Peki Güneyliler? Halkla kutlama yapan Miriel? Kaçışan insanlara karşın dağa öylece bakan Galadriel? Ya Orta Dünya ne yapsın?
Sona Doğru
Güç Yüzükleri adına heyecansız ve sıradan 5. bölümden sonra tempolu bir 6. bölüm hepimize iyi geldi. Bundan sonra kalan iki bölüm boyunca bazı taşların yerine oturacağını, gizemlerin azalacağını umut ediyorum. Önümüzdeki bölümde cüceleri ve hobbitleri göreceğimiz kesin.
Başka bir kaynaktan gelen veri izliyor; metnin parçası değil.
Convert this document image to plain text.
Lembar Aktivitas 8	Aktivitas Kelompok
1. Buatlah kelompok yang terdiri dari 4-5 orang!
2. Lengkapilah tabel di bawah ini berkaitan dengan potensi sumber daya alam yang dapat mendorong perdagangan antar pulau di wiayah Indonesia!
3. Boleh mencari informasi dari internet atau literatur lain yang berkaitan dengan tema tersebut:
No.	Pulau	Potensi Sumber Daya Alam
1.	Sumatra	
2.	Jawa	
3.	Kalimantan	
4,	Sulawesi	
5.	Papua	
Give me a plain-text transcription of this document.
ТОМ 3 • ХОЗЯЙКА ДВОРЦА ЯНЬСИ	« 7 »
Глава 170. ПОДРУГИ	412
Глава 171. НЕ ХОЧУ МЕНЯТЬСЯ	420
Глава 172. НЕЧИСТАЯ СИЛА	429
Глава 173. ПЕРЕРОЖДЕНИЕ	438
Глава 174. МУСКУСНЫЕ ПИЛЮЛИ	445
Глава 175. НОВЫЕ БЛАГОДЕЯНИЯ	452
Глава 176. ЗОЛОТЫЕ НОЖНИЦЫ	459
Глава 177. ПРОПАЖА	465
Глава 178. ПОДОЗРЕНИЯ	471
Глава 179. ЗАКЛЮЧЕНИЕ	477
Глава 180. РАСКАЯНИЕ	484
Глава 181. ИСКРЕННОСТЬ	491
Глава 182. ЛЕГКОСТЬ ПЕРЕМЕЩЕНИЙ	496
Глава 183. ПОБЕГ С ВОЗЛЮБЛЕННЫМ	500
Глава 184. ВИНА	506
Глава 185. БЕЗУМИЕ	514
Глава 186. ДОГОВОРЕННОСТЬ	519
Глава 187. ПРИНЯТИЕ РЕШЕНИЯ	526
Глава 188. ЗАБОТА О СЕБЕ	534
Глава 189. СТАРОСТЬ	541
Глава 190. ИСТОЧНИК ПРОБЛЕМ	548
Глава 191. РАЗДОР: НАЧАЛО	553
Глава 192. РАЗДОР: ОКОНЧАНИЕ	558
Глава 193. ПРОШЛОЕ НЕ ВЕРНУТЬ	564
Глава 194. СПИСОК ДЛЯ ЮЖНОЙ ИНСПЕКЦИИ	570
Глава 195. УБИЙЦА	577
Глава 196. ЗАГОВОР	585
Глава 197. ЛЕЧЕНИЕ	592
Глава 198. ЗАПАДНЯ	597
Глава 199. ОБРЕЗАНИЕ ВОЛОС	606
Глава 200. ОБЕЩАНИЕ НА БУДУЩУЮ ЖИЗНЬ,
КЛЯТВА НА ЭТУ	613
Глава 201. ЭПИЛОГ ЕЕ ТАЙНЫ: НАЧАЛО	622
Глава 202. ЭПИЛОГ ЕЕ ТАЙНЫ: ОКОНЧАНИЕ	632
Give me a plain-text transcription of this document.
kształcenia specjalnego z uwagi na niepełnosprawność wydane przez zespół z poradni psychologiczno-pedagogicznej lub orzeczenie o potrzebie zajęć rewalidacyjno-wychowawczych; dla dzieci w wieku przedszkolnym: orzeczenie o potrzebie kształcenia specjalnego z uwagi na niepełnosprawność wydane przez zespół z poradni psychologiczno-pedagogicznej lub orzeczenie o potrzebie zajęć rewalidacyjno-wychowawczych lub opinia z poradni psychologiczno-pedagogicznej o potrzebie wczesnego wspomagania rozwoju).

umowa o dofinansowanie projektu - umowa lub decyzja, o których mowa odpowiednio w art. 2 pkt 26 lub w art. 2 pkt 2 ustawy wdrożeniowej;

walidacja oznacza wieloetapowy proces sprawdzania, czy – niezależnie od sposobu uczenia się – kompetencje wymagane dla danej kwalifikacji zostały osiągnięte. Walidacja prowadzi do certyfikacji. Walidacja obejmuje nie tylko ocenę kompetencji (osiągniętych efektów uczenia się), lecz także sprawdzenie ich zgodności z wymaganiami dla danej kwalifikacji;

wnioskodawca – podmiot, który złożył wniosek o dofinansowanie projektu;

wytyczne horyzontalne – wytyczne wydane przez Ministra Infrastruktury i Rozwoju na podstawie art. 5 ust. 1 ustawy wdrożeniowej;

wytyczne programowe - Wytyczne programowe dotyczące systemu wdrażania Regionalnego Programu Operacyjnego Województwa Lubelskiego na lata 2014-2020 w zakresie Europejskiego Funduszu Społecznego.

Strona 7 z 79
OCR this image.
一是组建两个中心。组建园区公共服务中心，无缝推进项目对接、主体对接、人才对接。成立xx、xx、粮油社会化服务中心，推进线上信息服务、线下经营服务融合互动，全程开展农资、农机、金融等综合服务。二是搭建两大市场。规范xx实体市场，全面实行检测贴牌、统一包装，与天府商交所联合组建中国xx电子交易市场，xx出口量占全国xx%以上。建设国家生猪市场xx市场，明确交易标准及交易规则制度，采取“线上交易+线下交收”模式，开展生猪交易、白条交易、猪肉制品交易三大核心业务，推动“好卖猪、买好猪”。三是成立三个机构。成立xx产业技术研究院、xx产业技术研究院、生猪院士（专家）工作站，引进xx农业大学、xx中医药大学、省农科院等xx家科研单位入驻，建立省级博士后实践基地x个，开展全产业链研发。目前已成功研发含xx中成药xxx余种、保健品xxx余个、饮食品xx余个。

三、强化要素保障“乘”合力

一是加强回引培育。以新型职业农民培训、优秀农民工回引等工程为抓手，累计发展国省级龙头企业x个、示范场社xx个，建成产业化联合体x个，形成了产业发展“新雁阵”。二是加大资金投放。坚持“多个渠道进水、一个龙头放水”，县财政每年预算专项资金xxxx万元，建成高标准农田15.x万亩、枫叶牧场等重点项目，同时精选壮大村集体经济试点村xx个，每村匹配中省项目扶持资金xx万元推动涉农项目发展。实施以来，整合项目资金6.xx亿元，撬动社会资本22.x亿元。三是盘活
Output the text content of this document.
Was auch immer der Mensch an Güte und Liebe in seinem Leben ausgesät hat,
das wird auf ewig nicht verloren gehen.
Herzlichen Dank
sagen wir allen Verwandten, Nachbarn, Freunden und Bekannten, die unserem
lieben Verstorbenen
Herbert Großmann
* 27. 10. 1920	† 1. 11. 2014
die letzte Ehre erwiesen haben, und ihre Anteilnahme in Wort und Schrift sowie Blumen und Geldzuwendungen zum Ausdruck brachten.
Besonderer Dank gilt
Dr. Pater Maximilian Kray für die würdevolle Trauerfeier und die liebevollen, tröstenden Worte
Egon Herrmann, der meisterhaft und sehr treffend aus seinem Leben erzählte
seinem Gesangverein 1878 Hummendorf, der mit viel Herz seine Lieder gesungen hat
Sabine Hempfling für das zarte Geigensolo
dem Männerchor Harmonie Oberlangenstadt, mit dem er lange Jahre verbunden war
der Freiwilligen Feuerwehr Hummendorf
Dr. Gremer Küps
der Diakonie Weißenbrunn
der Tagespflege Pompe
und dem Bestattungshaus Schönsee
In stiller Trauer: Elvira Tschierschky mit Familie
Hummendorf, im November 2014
Meteor adamın bir olayına daha denk geleceğiz ve ya en iyi ihtimal karakterin gizemi artık bitecek. Gil-Galad cephesinde bir şeyler değişecek çünkü Hüküm Dağı patladı. Artık bunun da üstünü kapatacak değil diye düşünüyorum. Hüküm Dağı patlaması gökyüzünü karartacak belki ama güneş balçıkla sıvanmaz. Orta Dünya’da kötülük büyüyor ve yayılıyor. Karakterler harekete geçiyor. Tarih yazılıyor.
Gizemlerin aralandığı, Tolkien anlatısından kök alan ve Amazon Prime’ın incelikli yorumlarıyla bezeli sağlam bölümler görmeyi diliyor, serinin son yazısında görüşmek üzere diyorum.